— А позволяют ли вам читать книги? — спросил я.
— Да, но их пишут теперь мало. Видите ли, благодаря тому, что все мы живем столь совершенной жизнью, что нет ни неправды, ни горя, ни любви, ни грусти, что все теперь урегулировано и упорядочено, — не о чем стало писать, кроме, разумеется, назначения человечества.
— Верно, — сказал я, — это я понимаю. Но что же со старыми произведениями, с классиками? У нас были Шекспир, Скотт, Теккерей, да и у меня имелись две-три штучки не совсем плохого собственного изделия. Что вы сделали со всем этим?
— Мы сожгли этот хлам, — сказал он.
— В них полно старых несправедливых замечаний о древних, неправедных, тяжелых временах, когда люди были скорей рабами или вьючным скотом, чем людьми.
Затем он сказал мне, что старые картины и статуи были уничтожены — отчасти по той же причине, отчасти потому, что не нравились обществу Белой Тесемки, вошедшему теперь в большую силу, а новое искусство и литература были запрещены потому, что подобные вещи не согласуются с принципами равенства.
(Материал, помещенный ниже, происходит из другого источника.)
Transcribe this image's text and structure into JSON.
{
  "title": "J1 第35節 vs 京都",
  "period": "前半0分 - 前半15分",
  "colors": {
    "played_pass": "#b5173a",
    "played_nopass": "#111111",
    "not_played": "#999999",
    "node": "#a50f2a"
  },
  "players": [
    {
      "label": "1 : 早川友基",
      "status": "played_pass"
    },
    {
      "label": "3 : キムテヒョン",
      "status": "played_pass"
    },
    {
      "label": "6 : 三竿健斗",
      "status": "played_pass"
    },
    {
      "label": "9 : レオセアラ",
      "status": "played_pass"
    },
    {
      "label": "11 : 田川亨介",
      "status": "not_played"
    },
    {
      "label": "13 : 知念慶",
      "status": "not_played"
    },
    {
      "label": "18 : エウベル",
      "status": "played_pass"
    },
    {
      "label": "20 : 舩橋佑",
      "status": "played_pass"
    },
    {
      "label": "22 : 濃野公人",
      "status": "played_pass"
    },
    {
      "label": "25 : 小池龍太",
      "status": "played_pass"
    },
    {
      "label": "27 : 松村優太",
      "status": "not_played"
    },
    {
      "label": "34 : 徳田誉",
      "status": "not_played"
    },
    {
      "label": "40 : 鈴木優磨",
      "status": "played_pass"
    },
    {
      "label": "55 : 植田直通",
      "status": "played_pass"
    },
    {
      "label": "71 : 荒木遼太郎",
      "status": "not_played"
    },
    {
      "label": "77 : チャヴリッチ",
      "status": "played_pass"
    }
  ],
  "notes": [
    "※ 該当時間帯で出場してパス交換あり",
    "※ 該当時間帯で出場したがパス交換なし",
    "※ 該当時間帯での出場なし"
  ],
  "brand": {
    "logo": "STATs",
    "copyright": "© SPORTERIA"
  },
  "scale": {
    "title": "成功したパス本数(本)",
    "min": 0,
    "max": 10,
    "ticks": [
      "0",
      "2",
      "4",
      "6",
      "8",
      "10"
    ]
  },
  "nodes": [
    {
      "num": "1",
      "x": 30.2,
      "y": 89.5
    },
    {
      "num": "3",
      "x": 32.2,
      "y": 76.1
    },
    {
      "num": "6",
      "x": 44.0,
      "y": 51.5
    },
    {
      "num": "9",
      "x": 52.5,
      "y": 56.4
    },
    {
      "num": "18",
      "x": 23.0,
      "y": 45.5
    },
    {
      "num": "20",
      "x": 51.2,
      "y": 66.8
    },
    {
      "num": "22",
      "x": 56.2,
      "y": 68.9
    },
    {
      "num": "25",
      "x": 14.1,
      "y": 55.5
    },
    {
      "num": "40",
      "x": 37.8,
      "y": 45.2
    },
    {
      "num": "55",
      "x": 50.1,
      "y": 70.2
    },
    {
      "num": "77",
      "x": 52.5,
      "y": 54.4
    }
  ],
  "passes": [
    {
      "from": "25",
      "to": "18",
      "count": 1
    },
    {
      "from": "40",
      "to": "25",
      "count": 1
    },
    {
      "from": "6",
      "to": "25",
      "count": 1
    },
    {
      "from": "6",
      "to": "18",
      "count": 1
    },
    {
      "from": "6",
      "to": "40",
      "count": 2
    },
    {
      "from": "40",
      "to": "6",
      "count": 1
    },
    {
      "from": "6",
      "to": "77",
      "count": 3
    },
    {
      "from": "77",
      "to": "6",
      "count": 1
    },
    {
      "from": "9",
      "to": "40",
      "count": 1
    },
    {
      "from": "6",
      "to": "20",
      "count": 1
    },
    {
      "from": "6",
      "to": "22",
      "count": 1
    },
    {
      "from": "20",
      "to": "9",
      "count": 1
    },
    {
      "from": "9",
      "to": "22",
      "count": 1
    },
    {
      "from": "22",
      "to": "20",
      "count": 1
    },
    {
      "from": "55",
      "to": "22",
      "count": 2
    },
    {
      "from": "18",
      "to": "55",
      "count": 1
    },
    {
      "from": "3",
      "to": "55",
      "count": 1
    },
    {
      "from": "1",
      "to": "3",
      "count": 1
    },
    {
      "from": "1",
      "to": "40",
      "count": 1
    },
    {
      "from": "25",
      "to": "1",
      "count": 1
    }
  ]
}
Они заставляли людей мыслить, а мыслящие люди становились умнее неразмышляющих, и те, кто не хотел мыслить, воспротивились, и, будучи в большинстве, запретили все это.
— Много ли работают ваши граждане ежедневно?
— Три часа. После чего остаток дня всецело принадлежит им.
— Ага! Вот мы и подошли к тому, что мне нужно, — заметил я. — Что же вы делаете в продолжение двадцати с лишком часов?
— О, мы отдыхаем.
— Как? Двадцать один час отдыхаете?
— Да, отдыхаем, размышляем и разговариваем.
— О чем же вы думаете и беседуете?
— О чем?! О том, как скверно было жить в старое время, и о том, какую счастливую жизнь мы теперь ведем, и… и… о назначении человечества!
— А что вы разумеете под этим? В чем заключается назначение человечества, по вашему мнению?